Os segredos ocultos do Caminho Português de Santiago desde Redondela: Uma jornada inesquecível de Peregrinação! (Parte 2)

A primeira parte desta viagem pode ser lida aqui.

Há uma questão que pode ter surgido com a primeira parte: "Porquê e qual a importância do Caminho Português?". O Caminho Português começa oficialmente em Lisboa e tem uma distância total de 600 km. Poucos são os que têm a coragem para começar em Lisboa, mas há quem o faça. A origem do Caminho Português remonta ao século XII, quando os primeiros portugueses começaram a viajar para Santiago de Compostela.
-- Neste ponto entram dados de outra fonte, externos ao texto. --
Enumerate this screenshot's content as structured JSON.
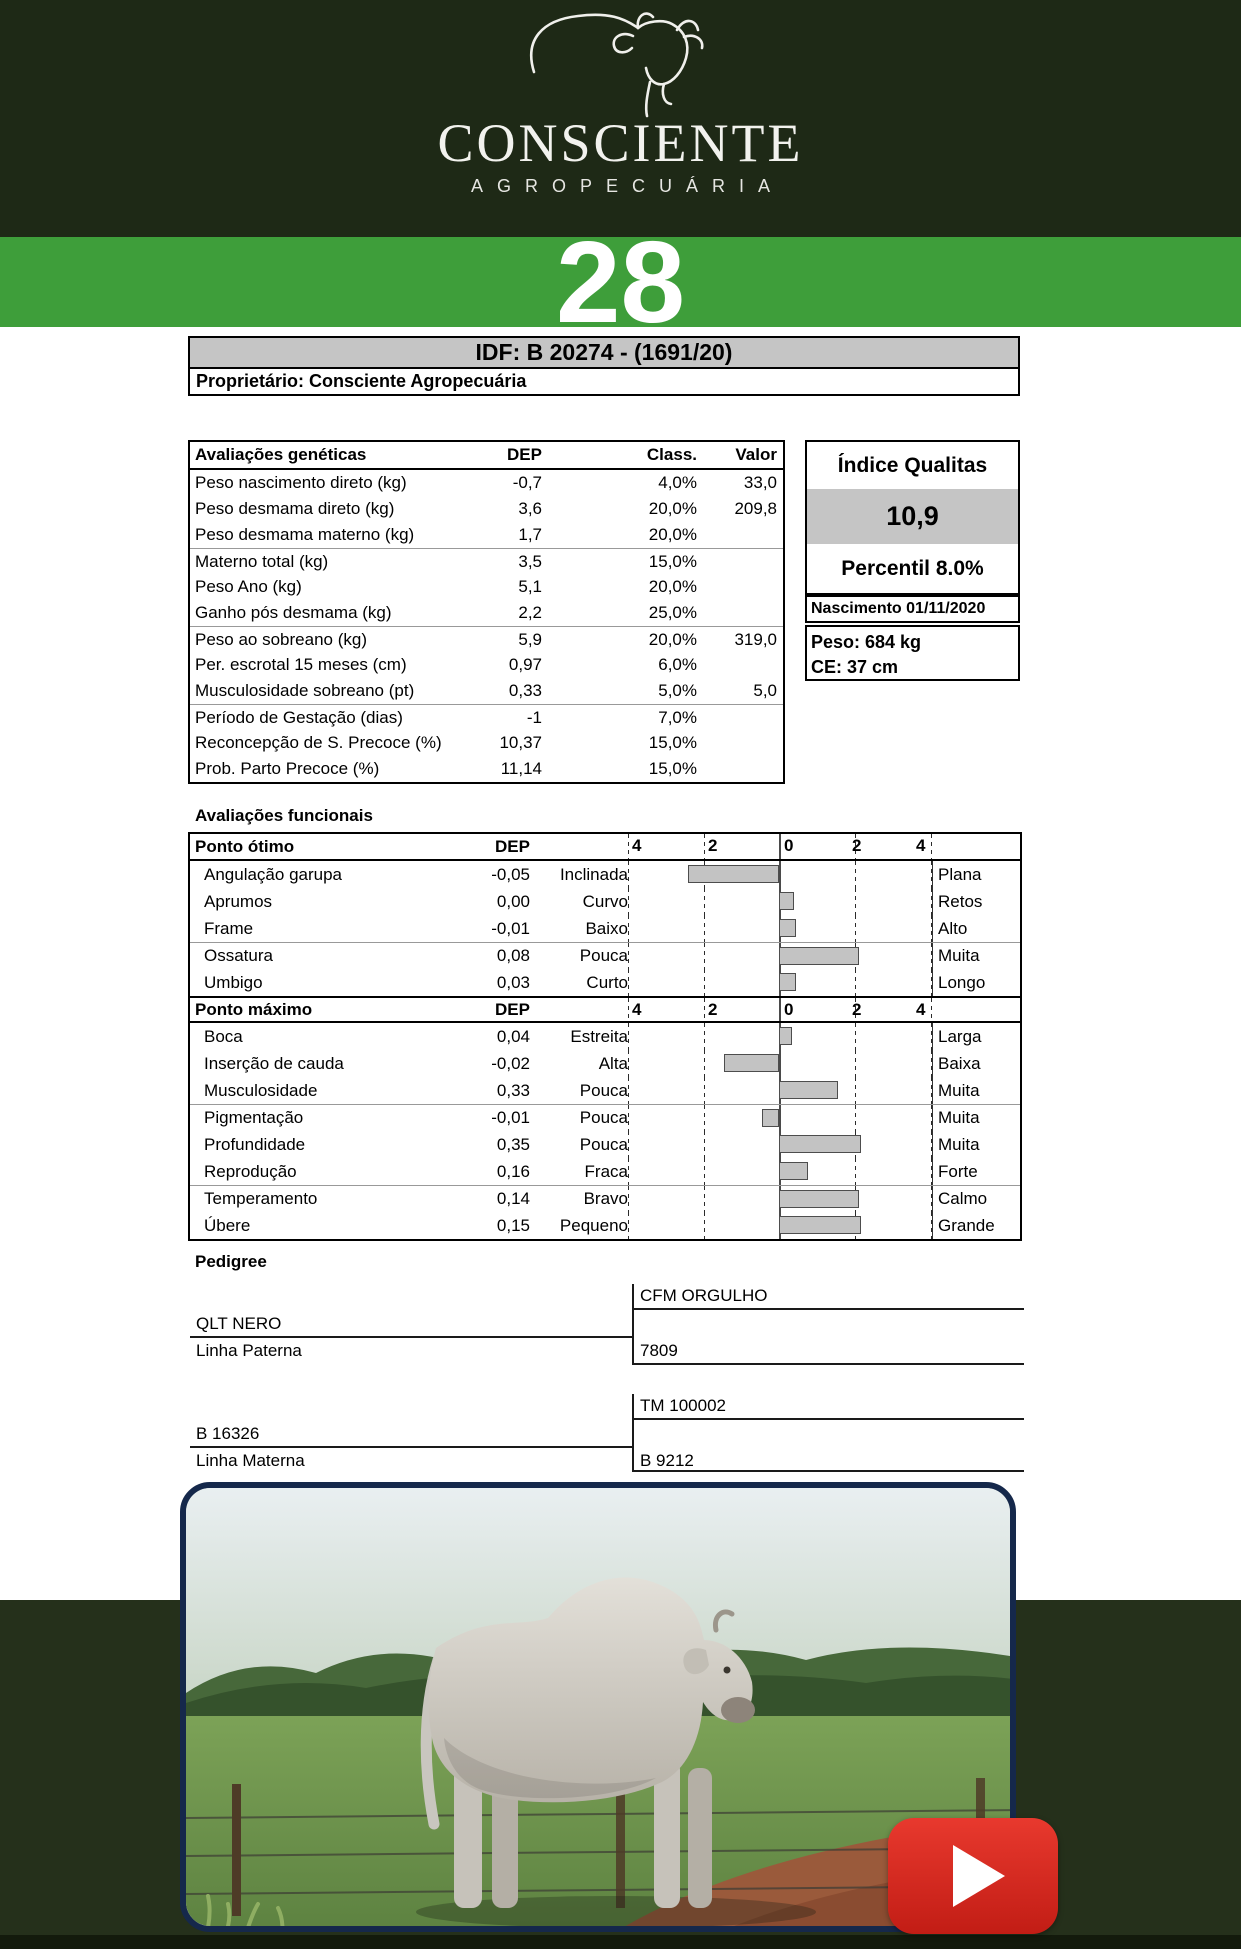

A rota tornou-se uma opção popular para os peregrinos portugueses que queriam visitar o túmulo de São Tiago em Compostela. Ao longo dos séculos, o Caminho Português passou por várias transformações e mudanças, mas nunca perdeu a sua identidade e História. No entanto, a rota continuou a ser percorrida por alguns peregrinos, especialmente aqueles que estavam dispostos a arriscar a serem perseguidos e discriminados. No século XX, a rota experimentou um renascimento com um aumento significativo no número de peregrinos. Em 1993, a rota foi oficialmente reconhecida como uma rota de peregrinação pelo governo português.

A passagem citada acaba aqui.